Si vous regardez attentivement les pieds du fourmilier géant se trouvant au bas de la page précédente, vous remarquerez qu’ils ont une apparence assez bizarre. Les fourmiliers suivent un régime très particulier : ils ne se nourrissent que de fourmis, de termites et de leurs larves. Les animaux à régime particulier présentent en général des caractéristiques adaptées à ce régime. Les fourmiliers ont des griffes très puissantes sur les pattes antérieures, qui leur servent à éventrer les fourmilières ou les termitières. Ils possèdent également un long museau étroit et une langue à extrémité visqueuse pour attraper les insectes, Il semblerait donc que le fourmilier marche sur ses jointures afin de ne pas émousser ses griffes.

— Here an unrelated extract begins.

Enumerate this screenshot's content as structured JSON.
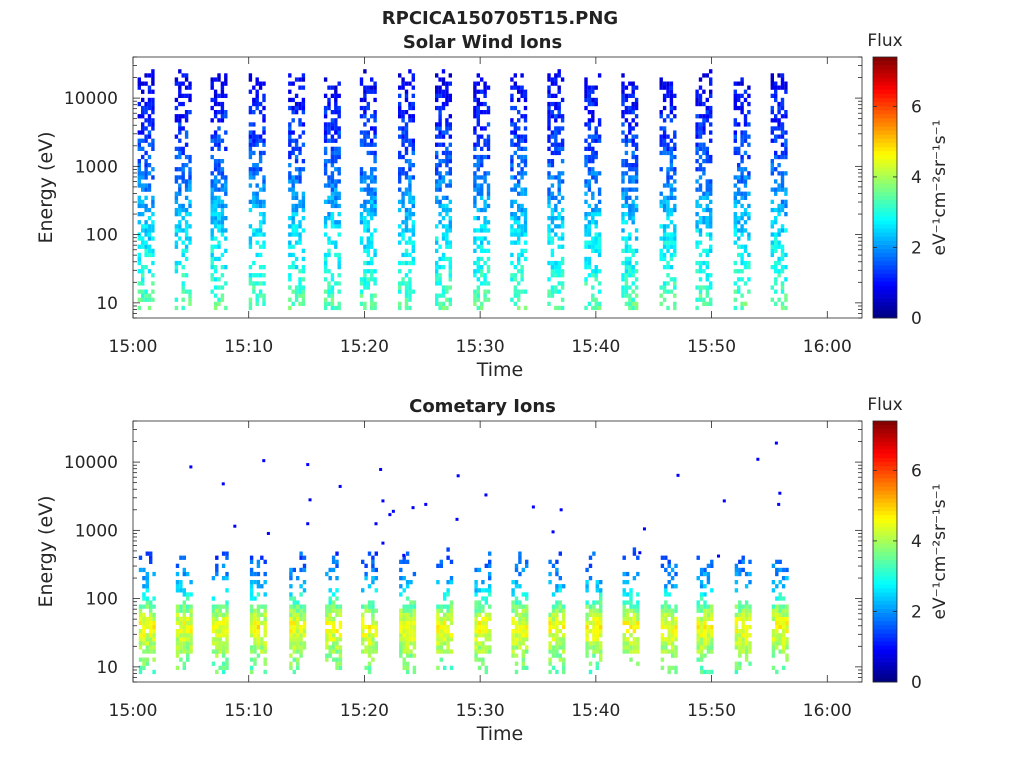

Les tatous sont extrêmement bien protégés par une carapace de plaques osseuses recouvrant leur dos et leurs flancs. La peau de la tête, de la queue et des pattes est également cuirassée, au point que l’animal a vraiment l’air de porter une armure. Sur le dos, la carapace principale est divisée en ban : des, afin de permettre un certain mouvement. Le nombre de bandes diffère selon chaque espèce de tatous. Ils sont des fouisseurs efficaces et peuvent facilement disparaître sous terre si on leur fait peur. Une certaine espèce peut même se rouler en boule, s’il le faut.
Un pangolin ressemble assez à un fourmilier à écailles. En fait, ses moeurs ne diffèrent pas beaucoup de celles du fourmilier et l’on pense que la ressemblance entre les deux animaux est un autre exemple d’évolution convergente. Les fourmiliers se limitent au Nouveau Monde, alors que les pangolins forment un petit groupe d’animaux d’Afrique et du sud asiatique. De même que les fourmiliers, les pangolins mangent des fourmis et des termites et, de ce fait, ont développé des traits spéciaux pour pouvoir les manger : c’est à dire un long museau pointu et une langue incroyablement longue et gluante. Ils n’ont pas de dents. Leur trait le plus typique est néanmoins l’armure d’écailles disposées en tuiles, qui couvre la presque totalité de leur corps, la partie ventrale exceptée. Les écailles sont en fait des poils modifiés.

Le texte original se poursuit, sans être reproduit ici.